Earlier this month, the email addresses and passwords of more than 400,000 Yahoo users were compromised as the result of a security breach. According to several tech news websites, a group of hackers who call themselves the “D33D Company” claimed responsibility for the attack and said that they hoped the breach would serve as a “wake up call” for those in charge of security at the company.
Yahoo isn’t the only company that has been targeted by hackers in recent months. In June, the passwords of more than 6.5 million LinkedIn users were reportedly compromised following a breach and just last week, U.S. semiconductor manufacturer Nvidia announced that up to 400,000 of its forum users may have had their encrypted passwords stolen.
Though the number of network breaches at organizations around the globe seems to be never ending, there are things that companies can do to better protect the online information of their users. Mark Knight, director of product management at data protection solutions provider Thales e-Security, recently spoke with SIW about best practices for safeguarding passwords.
SIW: With all of the password breaches we’ve seen recently, what is it going to take before we see better password protection measures by companies?
Knight: I think the techniques are available today. If you look at the environment being hacked today, we’re seeing mostly social media companies being attacked and if you think about some of the services we’ve been using online for over a decade, things like online banking, those systems have proven to be secure over that period of time. It’s quite rare to read about a major banking security breach, so I think it’s fair to say the technology exists and the expertise exists, but it’s currently being used in areas like financial services and I think the change the industry has got really now is to apply those techniques to other industries, particularly social media but anyone that’s hosting any sort of online service these days. Whether it’s government, whether it’s private, whether it’s retail or whether it’s social media, I think the challenge has been that the economic imperatives for a lot of these organizations has been to get subscriber numbers to find a way to monetize their customer bases. Perhaps it’s evident that some of these companies that really started as start-ups and that now have grown much, much bigger than they even anticipated in the early days, really security wasn’t at the forefront when they architected their solutions. I guess, ultimately, it’s a change of mindset for these companies to recognize that their reputation is at risk and maybe there is a legislative element that legislation will come along and impose regulations on some of these organizations if they don’t put a stop to these breaches.

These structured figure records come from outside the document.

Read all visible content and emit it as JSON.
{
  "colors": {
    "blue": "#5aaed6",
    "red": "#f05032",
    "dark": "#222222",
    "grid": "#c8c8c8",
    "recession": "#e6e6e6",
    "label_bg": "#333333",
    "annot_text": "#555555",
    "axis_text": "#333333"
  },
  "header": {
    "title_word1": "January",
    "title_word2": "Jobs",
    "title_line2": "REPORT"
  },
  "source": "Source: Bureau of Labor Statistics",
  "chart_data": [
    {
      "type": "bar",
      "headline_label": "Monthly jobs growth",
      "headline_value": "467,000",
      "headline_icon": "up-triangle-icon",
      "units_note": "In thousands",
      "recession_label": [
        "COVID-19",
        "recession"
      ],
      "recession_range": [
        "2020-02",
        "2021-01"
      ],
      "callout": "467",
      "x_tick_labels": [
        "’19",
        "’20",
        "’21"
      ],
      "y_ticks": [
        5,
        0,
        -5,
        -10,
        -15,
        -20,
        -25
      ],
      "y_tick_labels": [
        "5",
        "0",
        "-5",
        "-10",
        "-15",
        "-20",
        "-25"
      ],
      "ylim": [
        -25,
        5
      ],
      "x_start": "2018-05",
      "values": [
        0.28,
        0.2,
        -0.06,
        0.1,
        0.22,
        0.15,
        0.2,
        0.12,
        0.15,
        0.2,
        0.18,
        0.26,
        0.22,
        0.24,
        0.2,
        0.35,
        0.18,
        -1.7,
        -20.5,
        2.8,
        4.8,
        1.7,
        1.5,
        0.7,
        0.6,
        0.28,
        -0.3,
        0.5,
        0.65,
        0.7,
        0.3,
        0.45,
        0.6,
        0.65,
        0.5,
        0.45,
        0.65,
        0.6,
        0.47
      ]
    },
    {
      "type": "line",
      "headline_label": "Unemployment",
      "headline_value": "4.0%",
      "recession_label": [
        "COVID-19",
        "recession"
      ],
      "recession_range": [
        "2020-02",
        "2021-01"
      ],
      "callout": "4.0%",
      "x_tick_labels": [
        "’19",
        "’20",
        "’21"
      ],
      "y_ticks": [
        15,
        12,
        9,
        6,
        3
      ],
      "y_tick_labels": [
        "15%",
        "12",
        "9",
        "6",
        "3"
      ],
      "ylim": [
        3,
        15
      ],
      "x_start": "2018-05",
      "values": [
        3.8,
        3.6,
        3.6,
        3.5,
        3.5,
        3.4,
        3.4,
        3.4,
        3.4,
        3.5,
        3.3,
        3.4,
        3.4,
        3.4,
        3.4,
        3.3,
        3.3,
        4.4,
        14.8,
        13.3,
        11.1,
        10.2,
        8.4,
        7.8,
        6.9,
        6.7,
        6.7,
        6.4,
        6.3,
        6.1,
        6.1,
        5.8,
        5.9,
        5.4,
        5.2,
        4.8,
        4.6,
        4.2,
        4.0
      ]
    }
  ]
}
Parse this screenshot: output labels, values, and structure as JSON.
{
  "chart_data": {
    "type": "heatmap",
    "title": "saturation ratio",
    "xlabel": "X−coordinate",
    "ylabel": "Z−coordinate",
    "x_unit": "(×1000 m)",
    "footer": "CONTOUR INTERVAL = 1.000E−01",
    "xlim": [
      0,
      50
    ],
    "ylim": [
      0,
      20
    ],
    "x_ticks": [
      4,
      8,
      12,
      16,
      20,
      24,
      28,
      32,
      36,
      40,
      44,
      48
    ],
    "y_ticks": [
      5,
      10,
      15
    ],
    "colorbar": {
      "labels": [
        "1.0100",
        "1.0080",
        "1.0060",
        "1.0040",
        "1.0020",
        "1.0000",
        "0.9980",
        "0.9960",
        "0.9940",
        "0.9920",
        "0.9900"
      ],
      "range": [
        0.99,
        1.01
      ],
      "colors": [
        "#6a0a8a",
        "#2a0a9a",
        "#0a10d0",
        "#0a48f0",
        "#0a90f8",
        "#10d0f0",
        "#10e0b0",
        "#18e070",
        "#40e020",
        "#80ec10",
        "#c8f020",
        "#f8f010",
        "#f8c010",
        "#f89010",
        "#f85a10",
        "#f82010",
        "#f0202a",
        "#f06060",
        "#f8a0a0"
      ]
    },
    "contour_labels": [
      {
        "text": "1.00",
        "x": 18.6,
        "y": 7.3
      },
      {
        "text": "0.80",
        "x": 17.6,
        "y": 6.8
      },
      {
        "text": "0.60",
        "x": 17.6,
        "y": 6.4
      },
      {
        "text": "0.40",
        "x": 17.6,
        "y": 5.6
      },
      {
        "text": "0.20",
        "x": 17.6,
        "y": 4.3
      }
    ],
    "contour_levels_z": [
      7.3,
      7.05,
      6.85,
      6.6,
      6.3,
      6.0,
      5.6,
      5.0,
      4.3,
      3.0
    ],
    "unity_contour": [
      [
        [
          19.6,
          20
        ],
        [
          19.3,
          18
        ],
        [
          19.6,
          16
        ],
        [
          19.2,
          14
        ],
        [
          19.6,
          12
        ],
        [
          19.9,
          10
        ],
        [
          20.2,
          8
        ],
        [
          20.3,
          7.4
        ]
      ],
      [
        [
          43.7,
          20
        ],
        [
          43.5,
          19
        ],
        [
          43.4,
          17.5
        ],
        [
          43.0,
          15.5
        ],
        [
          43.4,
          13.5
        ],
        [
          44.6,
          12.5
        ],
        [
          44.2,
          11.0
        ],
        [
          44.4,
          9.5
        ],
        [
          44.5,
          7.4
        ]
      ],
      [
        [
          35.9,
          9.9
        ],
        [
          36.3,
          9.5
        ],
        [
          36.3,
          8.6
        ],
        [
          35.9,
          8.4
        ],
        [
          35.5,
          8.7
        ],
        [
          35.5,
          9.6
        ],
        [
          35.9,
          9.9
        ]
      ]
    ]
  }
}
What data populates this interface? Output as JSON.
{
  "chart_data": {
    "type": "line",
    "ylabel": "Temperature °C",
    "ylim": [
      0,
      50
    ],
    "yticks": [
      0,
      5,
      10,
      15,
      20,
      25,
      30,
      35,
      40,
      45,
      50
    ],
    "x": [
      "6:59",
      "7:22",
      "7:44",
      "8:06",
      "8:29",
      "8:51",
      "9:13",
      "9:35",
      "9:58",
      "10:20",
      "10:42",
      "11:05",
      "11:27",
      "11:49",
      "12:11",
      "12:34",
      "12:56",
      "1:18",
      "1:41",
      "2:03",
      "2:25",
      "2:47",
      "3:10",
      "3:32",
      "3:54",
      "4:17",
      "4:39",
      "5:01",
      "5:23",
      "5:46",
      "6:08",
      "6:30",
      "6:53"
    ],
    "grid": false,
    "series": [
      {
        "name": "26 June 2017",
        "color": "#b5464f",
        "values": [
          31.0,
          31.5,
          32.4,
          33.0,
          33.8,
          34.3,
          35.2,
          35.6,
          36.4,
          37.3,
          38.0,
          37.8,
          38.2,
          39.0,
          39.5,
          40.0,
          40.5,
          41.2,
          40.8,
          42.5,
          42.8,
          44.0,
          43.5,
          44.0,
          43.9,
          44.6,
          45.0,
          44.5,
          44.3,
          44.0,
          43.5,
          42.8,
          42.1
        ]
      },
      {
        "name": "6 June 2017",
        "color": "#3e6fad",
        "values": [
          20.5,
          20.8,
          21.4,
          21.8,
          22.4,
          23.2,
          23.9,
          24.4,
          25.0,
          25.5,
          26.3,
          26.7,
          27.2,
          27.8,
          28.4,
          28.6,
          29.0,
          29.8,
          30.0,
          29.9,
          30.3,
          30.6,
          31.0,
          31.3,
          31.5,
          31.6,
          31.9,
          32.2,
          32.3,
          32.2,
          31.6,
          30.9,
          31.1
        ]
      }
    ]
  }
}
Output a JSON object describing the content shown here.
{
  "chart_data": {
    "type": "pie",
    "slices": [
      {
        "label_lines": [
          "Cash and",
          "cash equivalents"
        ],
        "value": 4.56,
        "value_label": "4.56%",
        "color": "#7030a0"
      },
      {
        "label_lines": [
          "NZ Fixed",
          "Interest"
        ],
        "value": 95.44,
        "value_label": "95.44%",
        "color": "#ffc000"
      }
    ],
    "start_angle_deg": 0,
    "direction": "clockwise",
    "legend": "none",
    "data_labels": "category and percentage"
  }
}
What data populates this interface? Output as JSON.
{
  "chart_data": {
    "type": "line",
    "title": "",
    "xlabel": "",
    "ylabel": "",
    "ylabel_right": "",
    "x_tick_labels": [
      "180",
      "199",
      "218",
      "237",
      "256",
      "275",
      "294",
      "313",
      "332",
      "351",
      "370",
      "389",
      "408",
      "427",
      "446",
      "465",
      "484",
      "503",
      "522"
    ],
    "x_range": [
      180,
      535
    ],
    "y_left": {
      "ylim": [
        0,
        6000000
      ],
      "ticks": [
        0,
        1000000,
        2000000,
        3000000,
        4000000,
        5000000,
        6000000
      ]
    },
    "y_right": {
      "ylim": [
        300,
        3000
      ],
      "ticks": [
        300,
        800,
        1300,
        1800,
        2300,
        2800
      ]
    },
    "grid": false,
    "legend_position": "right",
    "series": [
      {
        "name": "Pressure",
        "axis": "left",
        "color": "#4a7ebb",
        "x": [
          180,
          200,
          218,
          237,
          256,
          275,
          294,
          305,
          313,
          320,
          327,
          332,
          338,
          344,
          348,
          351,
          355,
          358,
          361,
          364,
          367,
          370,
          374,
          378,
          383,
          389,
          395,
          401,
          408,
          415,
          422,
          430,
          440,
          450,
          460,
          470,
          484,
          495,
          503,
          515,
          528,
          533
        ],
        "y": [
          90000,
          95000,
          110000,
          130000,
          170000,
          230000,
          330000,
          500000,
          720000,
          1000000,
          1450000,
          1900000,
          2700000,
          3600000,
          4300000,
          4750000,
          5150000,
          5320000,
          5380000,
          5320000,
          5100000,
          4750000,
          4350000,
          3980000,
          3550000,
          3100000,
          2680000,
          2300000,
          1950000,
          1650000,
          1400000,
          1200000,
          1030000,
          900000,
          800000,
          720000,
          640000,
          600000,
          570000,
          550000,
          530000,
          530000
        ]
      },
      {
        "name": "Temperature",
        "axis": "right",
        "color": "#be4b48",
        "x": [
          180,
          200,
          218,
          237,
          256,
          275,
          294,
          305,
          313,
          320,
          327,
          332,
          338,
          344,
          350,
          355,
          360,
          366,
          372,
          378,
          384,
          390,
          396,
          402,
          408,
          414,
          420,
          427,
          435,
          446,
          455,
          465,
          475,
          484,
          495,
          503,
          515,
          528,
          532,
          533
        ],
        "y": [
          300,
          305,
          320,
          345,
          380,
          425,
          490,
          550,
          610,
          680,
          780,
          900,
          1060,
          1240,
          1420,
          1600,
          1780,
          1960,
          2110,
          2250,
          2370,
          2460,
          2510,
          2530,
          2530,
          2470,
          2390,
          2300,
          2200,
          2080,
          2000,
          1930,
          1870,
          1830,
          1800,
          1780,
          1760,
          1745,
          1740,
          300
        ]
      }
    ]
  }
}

SIW: Who holds the most blame for these password breaches? Are the online service providers at fault for not having better security measures in place or do you also put some of the onus on users for creating passwords that could be easily deciphered?
Knight: I don’t think the users are really in a position to know how their information is going to be protected. At the end of the day, as a user of an online service, you’re aren’t in a position, you don’t have the expertise and you don’t have the information to make a determination of whether you’re secure, so you have to rely on brand and of course that’s why ultimately brand reputation is at risk. Obviously, for start-ups, they don’t always have a brand, but some of these more established companies, such as Yahoo, have acquired other businesses and you may trust the Yahoo brand. You don’t necessarily understand all of the other businesses they may have acquired and some of the technologies they may have inherited that may not be as secure as things developed in-house. I think as a consumer you’re not in a strong position and frankly, it’s very difficult for any consumer to use a different passphrase for every service they use. Obviously, the best practice is that you don’t keep using and repeating the same passphrase, but I can only imagine that would be a small number people that never break that rule. I guess, at the end of the day, a lot of these services have been built by organizations that were looking to grow as quickly as they could with a focus on functionality over security and I suspect those were compromises that were perhaps made potentially years ago and the environment is made up in many cases of legacy code, which just hasn’t been updated to take into account the current threat profile that the whole industry is facing.